Rondeau is on a small eclipse committee under the Regional Office of Sustainable Tourism, created to tackle the challenges of such a large number of visitors, such as parking and public restroom availability and compiling viewing information for the public. For eclipse weekend, the hotel is offering rooms with a two-night minimum. Rondeau said the books are already at 90% capacity.
“I think there’s going to be a huge influx into the area,” she said, “This is a once in a multi-generation experience here in the Adirondacks.”
ASCO Board President Seth McGowan told the Enterprise in April that people from all over the world are going to be seeking a coveted spot in the 70-mile-wide path of totality. Tupper Lake already has some of the darkest skies on the East Coast, as well as the only astronomy-based organization in Adirondacks.
On the edges of the path of totality, this event could just last for a few seconds, he said, and while those areas may attract many spectators, people aren’t shy about traveling an extra hour or so to get more time in the moon’s umbra. In 2017, McGowan and his wife traveled down to Hopkinsville, Kentucky, a city of around 30,000 people that was viewed as the epicenter of that eclipse. An avid amateur astronomer, he had planned this trip a year or two in advance. The city/county of Hopkinsville estimated that around 116,500 people were visiting there that day.

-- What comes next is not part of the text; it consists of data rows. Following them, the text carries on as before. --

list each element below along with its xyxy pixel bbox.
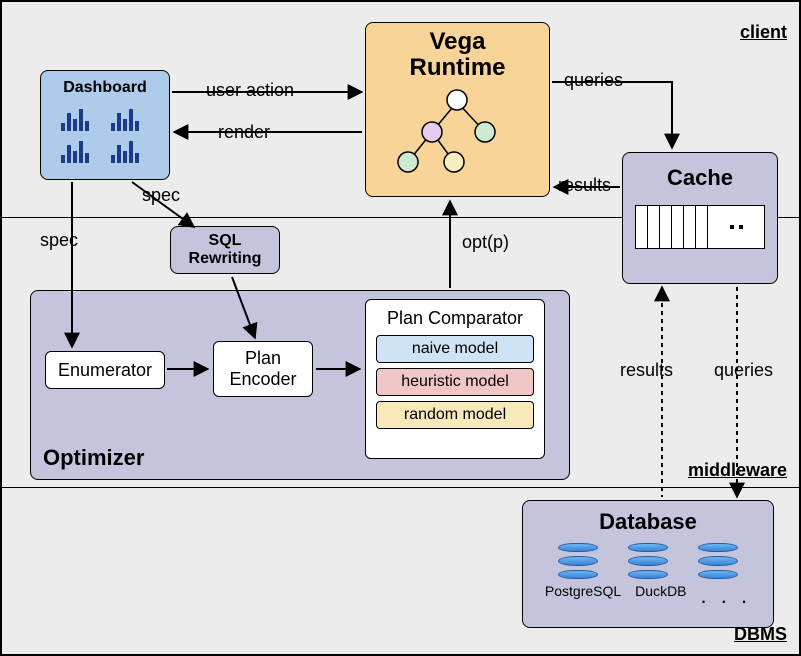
layer-divider-2 — [2, 487, 799, 488]
cylinder-icon — [698, 543, 738, 579]
mini-chart-icon — [107, 103, 143, 131]
vega-runtime-box: Vega Runtime — [365, 22, 550, 197]
edge-spec-1: spec — [142, 185, 180, 206]
dashboard-box: Dashboard — [40, 70, 170, 180]
dashboard-charts — [57, 103, 153, 163]
plan-encoder-l2: Encoder — [229, 369, 296, 390]
database-box: Database PostgreSQL DuckDB . . . — [522, 500, 774, 628]
mini-chart-icon — [107, 135, 143, 163]
cylinder-icon — [628, 543, 668, 579]
vega-title-l1: Vega — [429, 28, 485, 55]
edge-results-2: results — [620, 360, 673, 381]
sql-rewriting-l2: Rewriting — [171, 250, 279, 268]
edge-spec-2: spec — [40, 230, 78, 251]
vega-title: Vega Runtime — [372, 29, 543, 82]
layer-label-client: client — [740, 22, 787, 43]
model-heuristic: heuristic model — [376, 368, 534, 396]
plan-encoder-l1: Plan — [245, 348, 281, 369]
model-random: random model — [376, 401, 534, 429]
optimizer-title: Optimizer — [43, 445, 144, 471]
mini-chart-icon — [57, 103, 93, 131]
db-postgresql: PostgreSQL — [545, 583, 621, 609]
edge-render: render — [218, 122, 270, 143]
edge-queries-2: queries — [714, 360, 773, 381]
cylinder-icon — [558, 543, 598, 579]
plan-comparator-box: Plan Comparator naive model heuristic mo… — [365, 299, 545, 459]
vega-title-l2: Runtime — [410, 54, 506, 81]
edge-user-action: user action — [206, 80, 294, 101]
database-icons — [531, 543, 765, 579]
architecture-diagram: client middleware DBMS Dashboard Vega Ru… — [0, 0, 801, 656]
cache-title: Cache — [631, 165, 769, 191]
optimizer-box: Optimizer Enumerator Plan Encoder Plan C… — [30, 290, 570, 480]
enumerator-box: Enumerator — [45, 351, 165, 389]
database-labels: PostgreSQL DuckDB . . . — [531, 583, 765, 609]
enumerator-label: Enumerator — [58, 360, 152, 381]
dashboard-title: Dashboard — [57, 79, 153, 97]
layer-label-middleware: middleware — [688, 460, 787, 481]
edge-results-1: results — [558, 175, 611, 196]
tree-icon — [372, 86, 543, 176]
db-more: . . . — [701, 583, 752, 609]
edge-queries-1: queries — [564, 70, 623, 91]
cache-box: Cache — [622, 152, 778, 284]
sql-rewriting-box: SQL Rewriting — [170, 226, 280, 274]
edge-optp: opt(p) — [462, 232, 509, 253]
plan-comparator-title: Plan Comparator — [374, 308, 536, 329]
sql-rewriting-l1: SQL — [171, 232, 279, 250]
mini-chart-icon — [57, 135, 93, 163]
plan-encoder-box: Plan Encoder — [213, 341, 313, 397]
db-duckdb: DuckDB — [635, 583, 686, 609]
database-title: Database — [531, 509, 765, 535]
model-naive: naive model — [376, 335, 534, 363]
cache-slots-icon — [635, 205, 765, 249]
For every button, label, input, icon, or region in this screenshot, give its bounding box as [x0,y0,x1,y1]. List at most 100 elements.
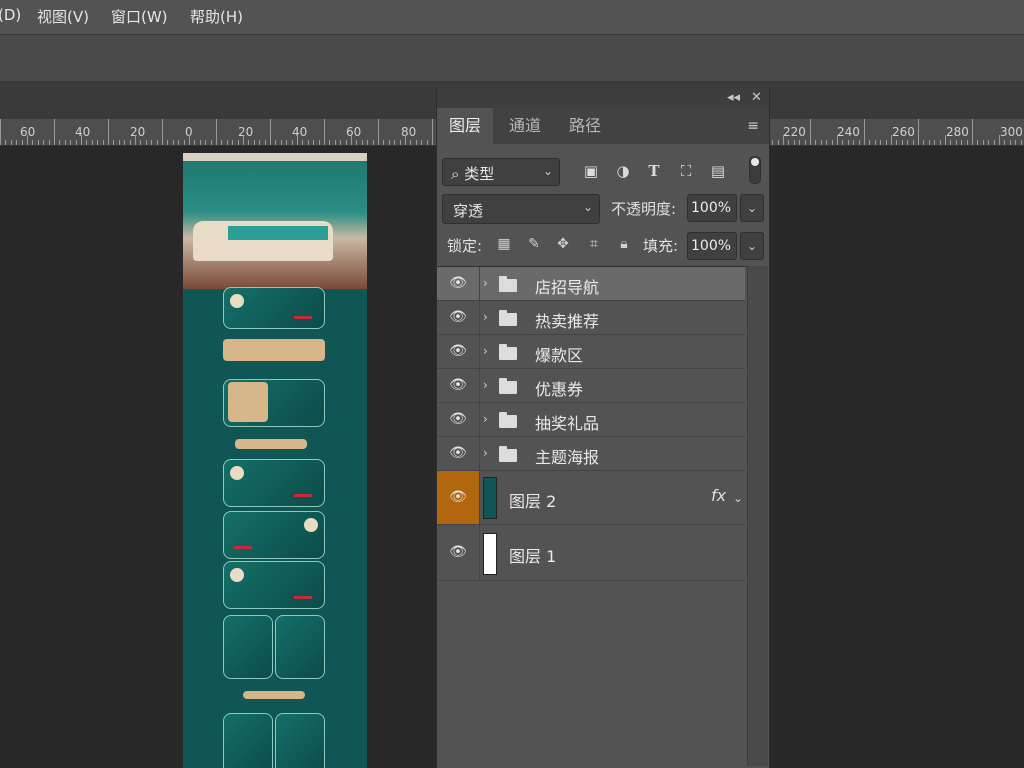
lock-all-icon[interactable]: 🔒︎ [615,235,633,253]
chevron-right-icon[interactable]: › [483,344,488,358]
layer-row-group[interactable]: 👁︎ › 爆款区 [437,335,745,369]
ruler-tick [378,119,379,145]
ruler-tick [103,140,104,145]
tab-paths[interactable]: 路径 [557,108,613,144]
ruler-tick [886,140,887,145]
ruler-tick [319,140,320,145]
layer-row-group[interactable]: 👁︎ › 热卖推荐 [437,301,745,335]
layer-effects-icon[interactable]: fx [711,486,726,505]
tab-layers[interactable]: 图层 [437,108,494,144]
layer-row-group[interactable]: 👁︎ › 店招导航 [437,267,745,301]
ruler-tick [405,135,406,145]
document-canvas[interactable] [183,153,367,768]
image-filter-icon[interactable]: ▣ [582,162,600,180]
folder-icon [499,378,517,394]
lock-label: 锁定: [447,237,483,255]
ruler-tick [302,140,303,145]
ruler-tick [923,140,924,145]
ruler-tick [880,140,881,145]
layer-name: 图层 1 [509,547,557,566]
ruler-label: 80 [401,125,417,139]
blend-mode-select[interactable]: 穿透 ⌄ [442,194,600,224]
ruler-tick [49,140,50,145]
ruler-tick [815,140,816,145]
ruler-tick [281,140,282,145]
ruler-tick [853,140,854,145]
ruler-tick [178,140,179,145]
layer-row-group[interactable]: 👁︎ › 抽奖礼品 [437,403,745,437]
ruler-tick [972,119,973,145]
layer-name: 优惠券 [535,380,584,399]
ruler-label: 260 [892,125,915,139]
store-header-strip [183,153,367,161]
chevron-down-icon: ⌄ [542,164,553,178]
chevron-right-icon[interactable]: › [483,276,488,290]
ruler-tick [297,135,298,145]
tab-channels[interactable]: 通道 [497,108,553,144]
chevron-down-icon[interactable]: ⌄ [733,491,743,505]
chevron-right-icon[interactable]: › [483,378,488,392]
lock-position-icon[interactable]: ✥ [554,235,572,253]
smartobject-filter-icon[interactable]: ▤ [709,162,727,180]
ruler-tick [918,119,919,145]
canvas-badge [230,294,244,308]
ruler-tick [400,140,401,145]
adjustment-filter-icon[interactable]: ◑ [614,162,632,180]
lock-image-pixels-icon[interactable]: ✎ [525,235,543,253]
ruler-tick [864,119,865,145]
layer-row-group[interactable]: 👁︎ › 优惠券 [437,369,745,403]
fill-dropdown-button[interactable]: ⌄ [740,232,764,260]
visibility-eye-icon[interactable]: 👁︎ [437,471,480,524]
layers-scrollbar[interactable] [747,266,768,766]
ruler-tick [788,140,789,145]
layer-row[interactable]: 👁︎ 图层 2 fx ⌄ [437,471,745,525]
fill-input[interactable]: 100% [687,232,737,260]
ruler-tick [427,140,428,145]
ruler-tick [27,135,28,145]
ruler-tick [772,140,773,145]
visibility-eye-icon[interactable]: 👁︎ [437,369,480,402]
ruler-tick [119,140,120,145]
chevron-right-icon[interactable]: › [483,446,488,460]
visibility-eye-icon[interactable]: 👁︎ [437,437,480,470]
layer-name: 主题海报 [535,448,600,467]
visibility-eye-icon[interactable]: 👁︎ [437,335,480,368]
visibility-eye-icon[interactable]: 👁︎ [437,525,480,580]
visibility-eye-icon[interactable]: 👁︎ [437,301,480,334]
visibility-eye-icon[interactable]: 👁︎ [437,403,480,436]
panel-menu-icon[interactable]: ≡ [747,118,759,134]
layers-list: 👁︎ › 店招导航 👁︎ › 热卖推荐 👁︎ › 爆款区 👁︎ › 优惠券 👁︎… [437,266,747,767]
menu-item-select[interactable]: (D) [0,6,21,24]
ruler-tick [76,140,77,145]
chevron-right-icon[interactable]: › [483,412,488,426]
fill-value: 100% [691,238,732,254]
opacity-input[interactable]: 100% [687,194,737,222]
ruler-tick [65,140,66,145]
layer-row-group[interactable]: 👁︎ › 主题海报 [437,437,745,471]
menu-item-view[interactable]: 视图(V) [37,6,89,27]
filter-toggle[interactable] [749,156,761,184]
lock-transparent-pixels-icon[interactable]: ▦ [495,235,513,253]
poster-ribbon [228,226,328,240]
ruler-tick [248,140,249,145]
ruler-tick [805,140,806,145]
type-filter-icon[interactable]: T [645,162,663,180]
menu-item-window[interactable]: 窗口(W) [111,6,168,27]
lock-artboard-icon[interactable]: ⌗ [585,235,603,253]
visibility-eye-icon[interactable]: 👁︎ [437,267,480,300]
menu-item-help[interactable]: 帮助(H) [190,6,243,27]
layer-name: 抽奖礼品 [535,414,600,433]
ruler-tick [410,140,411,145]
ruler-tick [124,140,125,145]
ruler-tick [275,140,276,145]
opacity-dropdown-button[interactable]: ⌄ [740,194,764,222]
ruler-tick [238,140,239,145]
close-icon[interactable]: ✕ [751,90,762,105]
chevron-right-icon[interactable]: › [483,310,488,324]
layer-row[interactable]: 👁︎ 图层 1 [437,525,745,581]
ruler-tick [286,140,287,145]
collapse-icon[interactable]: ◂◂ [727,90,740,105]
ruler-tick [227,140,228,145]
filter-kind-select[interactable]: ⌕ 类型 ⌄ [442,158,560,186]
shape-filter-icon[interactable]: ⛶ [677,162,695,180]
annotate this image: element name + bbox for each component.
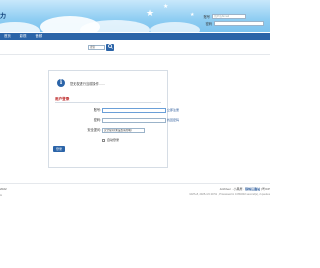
search-icon <box>107 44 113 49</box>
star-icon: ★ <box>190 12 195 18</box>
footer-links: Archiver · 小黑屋 · 狼蛛巨靠站 (粤ICP <box>220 187 270 191</box>
icp-link[interactable]: (粤ICP <box>261 187 270 191</box>
login-submit-button[interactable]: 登录 <box>53 146 65 152</box>
cloud-decoration <box>80 20 150 32</box>
divider <box>0 183 270 184</box>
site-header: ★ ★ ★ 力 账号 用户名/Email 密码 <box>0 0 270 32</box>
nav-item-video[interactable]: 影视 <box>16 33 31 40</box>
footer-left-text: 2022 <box>0 187 7 191</box>
login-panel: i 您无权进行当前操作…… 用户登录 账号: 立即注册 密码: 找回密码 安全提… <box>48 70 179 168</box>
star-icon: ★ <box>146 9 155 19</box>
site-name-link[interactable]: 狼蛛巨靠站 <box>245 187 260 191</box>
username-label: 账号: <box>93 108 101 112</box>
security-question-label: 安全提问: <box>87 128 101 132</box>
header-username-input[interactable]: 用户名/Email <box>212 14 246 19</box>
nav-item-home[interactable]: 首页 <box>0 33 15 40</box>
search-bar: 搜索 <box>0 44 270 52</box>
header-login-username-row: 账号 用户名/Email <box>204 14 264 19</box>
forgot-password-link[interactable]: 找回密码 <box>167 117 179 123</box>
site-logo[interactable]: 力 <box>0 14 6 20</box>
divider <box>55 102 161 103</box>
password-row: 密码: 找回密码 <box>49 117 179 123</box>
footer-stats: GMT+8, 2025-4-5 20:51 , Processed in 0.0… <box>189 193 270 196</box>
divider <box>0 54 270 55</box>
password-label: 密码: <box>93 118 101 122</box>
username-row: 账号: 立即注册 <box>49 107 179 113</box>
security-question-select[interactable]: 安全提问(未设置请忽略) <box>102 127 145 133</box>
register-link[interactable]: 立即注册 <box>167 107 179 113</box>
remember-label: 自动登录 <box>107 138 120 142</box>
info-icon: i <box>57 79 65 87</box>
archiver-link[interactable]: Archiver · <box>220 187 233 191</box>
remember-row: 自动登录 <box>49 138 167 144</box>
permission-notice: 您无权进行当前操作…… <box>70 82 106 86</box>
header-username-label: 账号 <box>203 15 210 19</box>
star-icon: ★ <box>163 3 169 10</box>
header-password-label: 密码 <box>205 22 212 26</box>
security-question-row: 安全提问: 安全提问(未设置请忽略) <box>49 127 167 133</box>
username-input[interactable] <box>102 107 166 113</box>
nav-item-audio[interactable]: 音频 <box>31 33 46 40</box>
cloud-decoration <box>150 22 200 32</box>
password-input[interactable] <box>102 117 166 123</box>
remember-checkbox[interactable] <box>102 139 105 142</box>
header-password-input[interactable] <box>214 21 264 26</box>
header-login-password-row: 密码 <box>206 21 264 26</box>
search-button[interactable] <box>106 44 114 51</box>
footer-left-text-2: n <box>0 193 2 197</box>
main-nav: 首页 影视 音频 <box>0 33 270 40</box>
blackroom-link[interactable]: 小黑屋 · <box>233 187 244 191</box>
cloud-decoration <box>0 22 40 32</box>
search-input[interactable]: 搜索 <box>88 45 105 50</box>
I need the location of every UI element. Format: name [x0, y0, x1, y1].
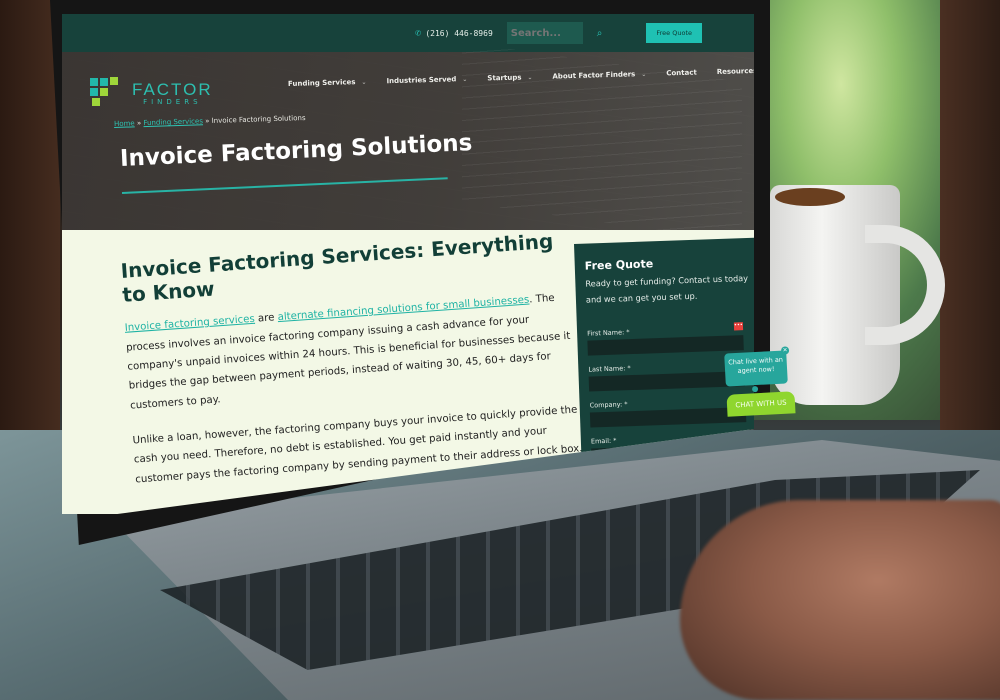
phone-icon: ✆ — [415, 27, 422, 39]
nav-startups[interactable]: Startups ⌄ — [487, 73, 532, 82]
title-underline — [121, 177, 448, 194]
background-frame-left — [0, 0, 60, 440]
background-frame-right — [940, 0, 1000, 440]
nav-funding-services[interactable]: Funding Services ⌄ — [288, 78, 367, 88]
nav-industries-served[interactable]: Industries Served ⌄ — [386, 75, 467, 85]
logo-mark-icon — [90, 77, 124, 108]
company-input[interactable] — [589, 407, 747, 428]
nav-label: Industries Served — [386, 75, 457, 86]
nav-label: Funding Services — [287, 78, 356, 88]
chevron-down-icon: ⌄ — [641, 70, 647, 78]
nav-label: Resources — [716, 66, 754, 77]
hero-section: FACTOR FINDERS Funding Services ⌄ Industr… — [62, 42, 754, 242]
chevron-down-icon: ⌄ — [527, 73, 533, 81]
website: ✆ (216) 446-8969 ⌕ Free Quote FACTOR — [62, 14, 754, 514]
chat-with-us-button[interactable]: CHAT WITH US — [726, 391, 796, 417]
page-title: Invoice Factoring Solutions — [119, 130, 473, 172]
logo-line-1: FACTOR — [132, 79, 213, 99]
nav-contact[interactable]: Contact — [666, 69, 697, 78]
text: are — [254, 312, 279, 325]
chat-prompt-text: Chat live with an agent now! — [728, 355, 784, 375]
coffee — [775, 188, 845, 206]
free-quote-button[interactable]: Free Quote — [646, 23, 702, 43]
last-name-input[interactable] — [588, 371, 746, 392]
phone-link[interactable]: ✆ (216) 446-8969 — [415, 28, 492, 39]
nav-resources[interactable]: Resources⌄ — [717, 67, 754, 76]
chat-prompt-bubble[interactable]: Chat live with an agent now! × — [724, 346, 790, 393]
search-input[interactable] — [506, 22, 583, 44]
laptop-screen: ✆ (216) 446-8969 ⌕ Free Quote FACTOR — [62, 14, 754, 514]
top-bar: ✆ (216) 446-8969 ⌕ Free Quote — [62, 14, 754, 52]
breadcrumb-current: Invoice Factoring Solutions — [211, 113, 306, 125]
first-name-input[interactable] — [587, 335, 744, 356]
link-invoice-factoring-services[interactable]: Invoice factoring services — [124, 314, 255, 334]
breadcrumb-funding-services[interactable]: Funding Services — [143, 117, 203, 127]
first-name-field: First Name: * — [587, 324, 754, 356]
nav-label: Startups — [487, 73, 522, 83]
logo-wordmark: FACTOR FINDERS — [132, 81, 213, 106]
phone-number: (216) 446-8969 — [425, 28, 493, 38]
search-icon[interactable]: ⌕ — [597, 28, 603, 39]
form-title: Free Quote — [584, 257, 654, 273]
autofill-icon[interactable]: ••• — [733, 322, 744, 331]
logo[interactable]: FACTOR FINDERS — [90, 77, 213, 108]
form-description: Ready to get funding? Contact us today a… — [585, 272, 749, 305]
nav-label: Contact — [666, 68, 697, 78]
hand — [680, 500, 1000, 700]
chevron-down-icon: ⌄ — [361, 78, 367, 86]
article-paragraph-1: Invoice factoring services are alternate… — [124, 288, 580, 416]
breadcrumb-separator: » — [205, 117, 210, 126]
logo-line-2: FINDERS — [143, 97, 202, 106]
breadcrumb: Home » Funding Services » Invoice Factor… — [114, 114, 306, 128]
chevron-down-icon: ⌄ — [462, 75, 468, 83]
breadcrumb-home[interactable]: Home — [114, 119, 135, 128]
breadcrumb-separator: » — [136, 119, 142, 128]
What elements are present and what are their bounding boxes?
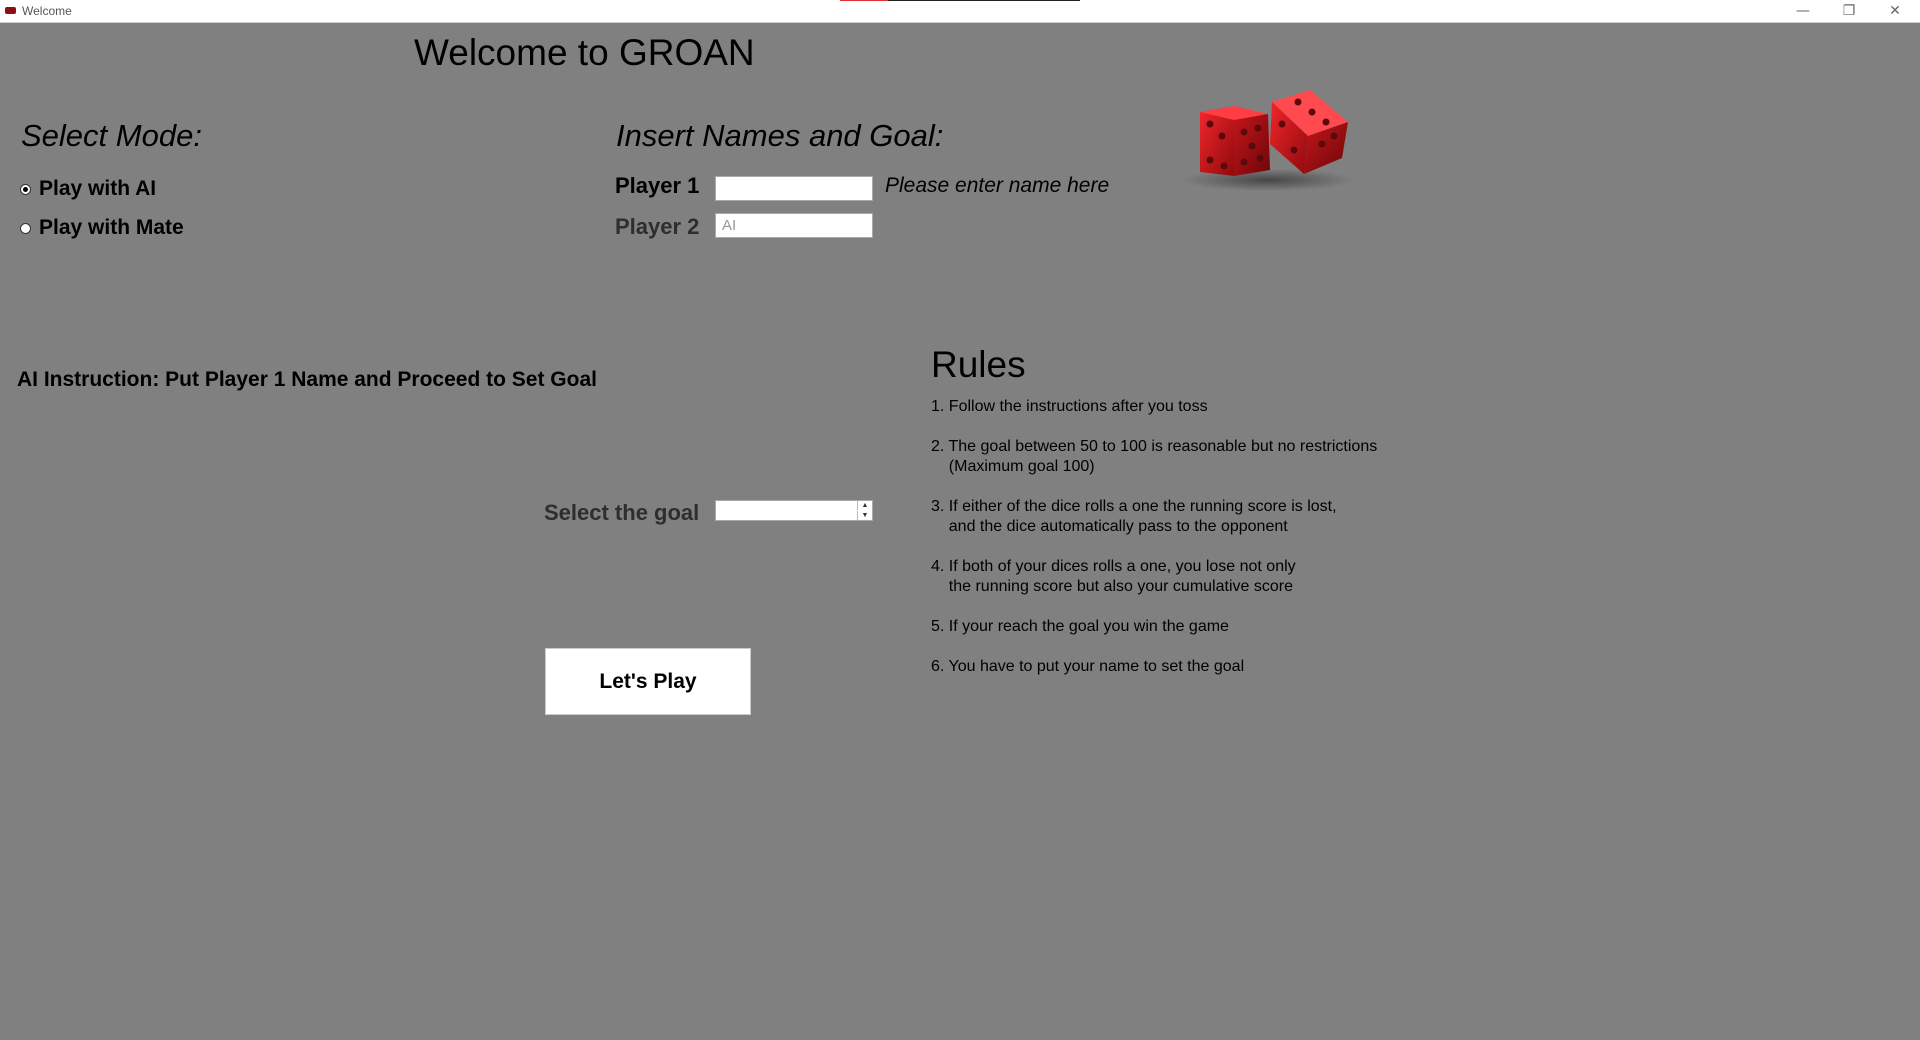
rule-item: 5. If your reach the goal you win the ga… bbox=[931, 618, 1229, 635]
rule-item: 1. Follow the instructions after you tos… bbox=[931, 398, 1208, 415]
player1-hint: Please enter name here bbox=[885, 174, 1110, 197]
player2-label: Player 2 bbox=[615, 214, 700, 239]
restore-icon[interactable]: ❐ bbox=[1826, 0, 1872, 22]
spinner-down-icon[interactable]: ▼ bbox=[857, 511, 872, 520]
player1-name-input[interactable] bbox=[715, 176, 873, 201]
die-front bbox=[1200, 106, 1270, 176]
rule-item: 2. The goal between 50 to 100 is reasona… bbox=[931, 438, 1378, 475]
close-icon[interactable]: ✕ bbox=[1872, 0, 1918, 22]
spinner-up-icon[interactable]: ▲ bbox=[857, 501, 872, 510]
minimize-icon[interactable]: — bbox=[1780, 0, 1826, 22]
radio-play-with-mate[interactable]: Play with Mate bbox=[20, 216, 184, 240]
die-back bbox=[1270, 90, 1348, 174]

According to NASA data, portions of the Adirondacks have been in the path of totality for total solar eclipses at least four times in the past millennium — on Jun. 16, 1806; Sept. 10, 1569; Jan. 21, 1395; and Dec. 10, 1349. The two most recent eclipses were focused on the southernmost or northernmost portions of the Park.
This will be the most direct hit of an eclipse since at least the Middle Ages.